Tutti noi ricordiamo le promesse di nuove regole per il sistema finanziario, ma a distanza di tre anni nulla si è mosso. Basilea III (erede di Basilea II, il più importante corpus di regole per il sistema bancario occidentale) è ancora ai nastri di partenza e comunque non incide su una speculazione che nel frattempo ha ripreso vigore, spostandosi dal settore immobiliare (da cui, attraverso i mutui subprime statunitensi, tutto ebbe inizio) ad altri due settori considerati finora sicuri: i titoli di stato e le commodities (oro, materie prime, ecc.). Il fulcro della questione sta proprio in questa capacità dell’ondata speculativa attualmente in corso di causare un cortocircuito del sistema capitalistico, andando a colpire e a destabilizzare proprio quei settori finanziari (immobiliare, bond e commodities appunto) considerati fino ad oggi (quasi) privi di rischi.

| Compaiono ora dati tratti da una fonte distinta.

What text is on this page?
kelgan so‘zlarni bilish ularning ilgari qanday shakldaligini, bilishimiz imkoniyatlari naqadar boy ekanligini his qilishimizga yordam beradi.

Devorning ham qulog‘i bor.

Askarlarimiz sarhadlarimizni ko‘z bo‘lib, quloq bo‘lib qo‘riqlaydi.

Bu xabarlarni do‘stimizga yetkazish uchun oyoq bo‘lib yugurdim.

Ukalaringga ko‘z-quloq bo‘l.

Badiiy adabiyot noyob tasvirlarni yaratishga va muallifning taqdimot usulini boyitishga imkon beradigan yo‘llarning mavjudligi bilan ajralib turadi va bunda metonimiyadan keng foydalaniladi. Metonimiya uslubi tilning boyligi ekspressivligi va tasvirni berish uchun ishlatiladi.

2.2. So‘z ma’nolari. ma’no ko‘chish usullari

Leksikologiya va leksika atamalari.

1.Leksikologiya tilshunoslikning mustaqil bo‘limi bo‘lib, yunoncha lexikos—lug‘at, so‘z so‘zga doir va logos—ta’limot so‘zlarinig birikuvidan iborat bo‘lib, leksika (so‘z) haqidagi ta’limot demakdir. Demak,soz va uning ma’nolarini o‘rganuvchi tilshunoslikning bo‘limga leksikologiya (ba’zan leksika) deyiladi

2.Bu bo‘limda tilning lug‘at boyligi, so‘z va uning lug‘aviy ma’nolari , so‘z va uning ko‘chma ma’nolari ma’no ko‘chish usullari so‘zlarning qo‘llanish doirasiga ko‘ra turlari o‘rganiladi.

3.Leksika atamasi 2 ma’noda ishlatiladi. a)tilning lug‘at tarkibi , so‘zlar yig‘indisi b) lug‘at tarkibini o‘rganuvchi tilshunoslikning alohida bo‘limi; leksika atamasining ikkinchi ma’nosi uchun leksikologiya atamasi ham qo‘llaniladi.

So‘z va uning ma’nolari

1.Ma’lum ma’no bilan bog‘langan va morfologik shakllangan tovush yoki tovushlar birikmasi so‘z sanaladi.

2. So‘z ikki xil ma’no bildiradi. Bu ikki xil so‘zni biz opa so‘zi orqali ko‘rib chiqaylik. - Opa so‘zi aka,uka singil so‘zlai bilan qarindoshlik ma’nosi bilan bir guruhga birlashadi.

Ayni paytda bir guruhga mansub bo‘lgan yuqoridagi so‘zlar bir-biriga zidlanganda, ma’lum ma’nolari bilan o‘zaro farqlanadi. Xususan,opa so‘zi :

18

Ma questi sono in fondo soltanto gli effetti di un fenomeno che ha radici più profonde, che ha il nome di deregulation e che consiste nell’eliminazione progressiva di tutte le regole che limitano – secondo gli entusiasti o controllano il mondo degli affari. Cominciata negli anni ’70 in nome della libertà d’impresa e della concorrenza sui mercati, la deregulation estesa al settore finanziario ha minato le fondamenta stesse del sistema capitalistico occidentale. Futures, Options, derivati di tutte le forme e dimensioni (più o meno leciti) hanno trasformato le Borse da strumento di incontro tra investitori e finanziatori a piattaforma di “scommesse” online, in cui non si misura più la solidità delle imprese in termini di anni, ma si punta sulla variazione in tempo reale del valore dei titoli in cerca di facili guadagni.
In nome dell’autonomia contrattuale, abbiamo costruito un sistema finanziario che, invece di svolgere il suo ruolo di appoggio all’economia reale, ne è diventato il parassita. Un caro prezzo da pagare per una libertà da cui sono davvero troppo pochi coloro che traggono beneficio.